И я впервые за последние три года заглянул себе в глаза, пытливо смотревшие на меня из зеркала. В результате молчаливого противостояния (не берусь в точности сказать, кто кого испепелял взглядом) рука сама потянулась на полку и извлекла оттуда вязаную зимнюю шапочку, поразительно напоминавшую шлем.
– Здравствуй, Настя, – сказал я, входя в отвратительную курилку (Настя недавно вновь начала курить). – Есть разговор.

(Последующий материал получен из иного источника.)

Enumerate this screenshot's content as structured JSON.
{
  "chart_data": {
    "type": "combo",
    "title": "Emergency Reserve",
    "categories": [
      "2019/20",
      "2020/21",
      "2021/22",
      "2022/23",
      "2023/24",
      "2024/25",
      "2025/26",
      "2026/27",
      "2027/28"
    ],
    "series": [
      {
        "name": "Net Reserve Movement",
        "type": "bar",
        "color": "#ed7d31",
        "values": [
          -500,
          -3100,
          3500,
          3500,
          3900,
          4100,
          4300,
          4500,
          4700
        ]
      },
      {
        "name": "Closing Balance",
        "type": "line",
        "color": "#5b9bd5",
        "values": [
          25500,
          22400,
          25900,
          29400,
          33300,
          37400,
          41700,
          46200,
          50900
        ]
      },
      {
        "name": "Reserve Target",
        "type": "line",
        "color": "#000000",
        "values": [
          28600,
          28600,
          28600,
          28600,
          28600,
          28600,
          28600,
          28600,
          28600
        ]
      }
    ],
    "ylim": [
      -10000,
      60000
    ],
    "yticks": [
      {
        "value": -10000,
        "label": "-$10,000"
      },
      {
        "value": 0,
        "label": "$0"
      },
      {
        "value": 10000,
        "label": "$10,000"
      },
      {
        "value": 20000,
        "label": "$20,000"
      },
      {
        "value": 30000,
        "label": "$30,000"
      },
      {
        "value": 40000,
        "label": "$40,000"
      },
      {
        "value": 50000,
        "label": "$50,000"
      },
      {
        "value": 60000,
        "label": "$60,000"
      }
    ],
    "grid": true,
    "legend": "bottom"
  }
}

Она бегло скользнула по мне глазами (я уже привык к этой её манере) и отметила:
– Боже мой, глаза блестят, как осколки разбитой вазы. А шапчонка… Ты решил помолодеть, подался в брейк-данс или прикатил сюда на лыжах?
В ней пропадал режиссёр милостию божией.
– Почему бы моим глазам не блестеть, как редчайшие жёлтые алмазы, например?

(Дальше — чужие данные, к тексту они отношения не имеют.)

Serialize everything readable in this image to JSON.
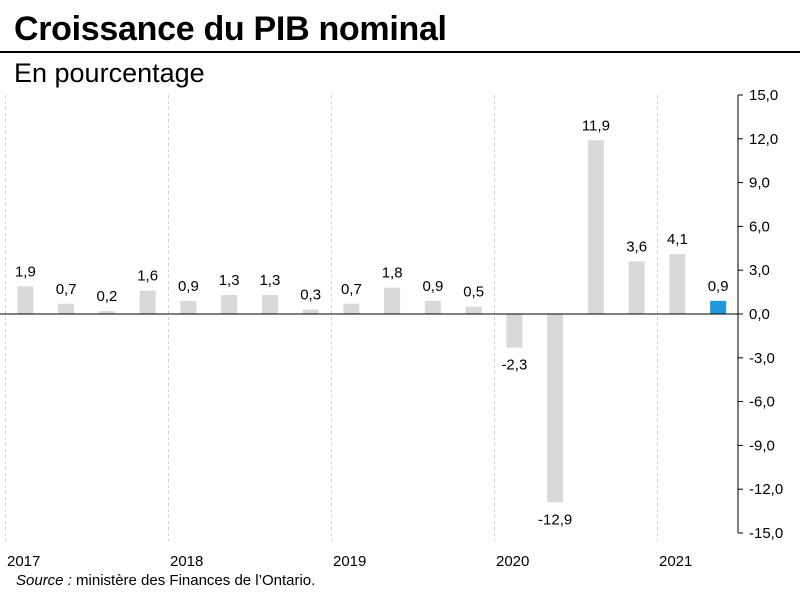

– Ты же не кот Базилио, чтобы сверкать холодной пустотой. В разбитой вазе есть идея, смысл, драма. А в алмазах… Что-то случилось?
– Именно, именно; боюсь, что да, случилось.
– Выкладывай.
– Случилось, но не это предмет разговора. Я пока не готов обсуждать мои проблемы, это глубоко личное. Я о другом. О чём моя пьеса, Настя?
Знак первый: она серьёзно отнеслась к моему странному, никак не подготовленному вопросу. Задумалась. Значит, уважает меня и верит мне.
– Могу сказать – обо всём, но ты ведь не этого ответа ждёшь, верно?
– Не этого, верно. Это гладкий комплимент, а не ответ.
– Хорошо. Попробую по существу. О роскоши человеческого общения… Нет?
– Попробуй ещё раз. По существу.
– Ты коварный автор. До тебя так легко не доберёшься. Мужчины, женщины… О роковом поединке, о противостоянии инь и ян?
– Ещё раз. Ну же, Настя. Почему так удачно шла работа над спектаклем? Почему вдруг такой отпор со стороны Эдварда? Почему ты выбрала мою пьесу, наконец?
– Не знаю.
– Знаешь.
– Не знаю!
– Знаешь!
Знак второй: она догадывалась о том, о чём не хотела догадываться. И ей помогла в этом моя пьеса. Она уважает меня и верит мне.
– Твоя пьеса о самом главном – о невозможности жить без любви.
– Вот. В точку. Молодец. А теперь, когда мы с тобой во всём разобрались, давай откажемся от постановки. Что нам Гекуба?
– Но это невозможно!
– Почему?
– Да потому что мы не от пьесы отказываемся, мы отрекаемся от себя.
– Молодец. Сказала по делу.
– Теперь у тебя глаза мерцают, как глубокий колодец звёздной ночью. А улыбка – прямо месяц, только криво подвешенный. Чего лыбишься? С тобой опасно иметь дело, Генрих Блудилин.
– С тобой тоже, Настя. Что будем делать?
– Ты о спектакле?
– Конечно.
– Ну, да, о чём же ещё. А есть идеи?
– Есть.
– Выкладывай.
Идея была простой: мы ставим спектакль, но не в БДТ, не в Театре современной пьесы. Мы просто изящно уклоняемся от поединка – и побеждаем за явным преимуществом. Вот как-то так.
– Дай я тебя расцелую, Генрих.
– Я против.
– Почему?
– Ты куришь, а я этого не люблю. Я люблю, когда ты в длинном платье, не куришь, руки сложены вот так, и…
– Ладно, поняла, целоваться не будем. По поводу твоей идеи… Она благородная, но глупая.
– Извольте объясниться, сударыня.
– Пожалуйста, author.
Настя была права: я выдавал желаемое за действительное. Меня лично мало огорчило, что идея оказалась оторванной от реальности; меня порадовало то, что появилось «желаемое».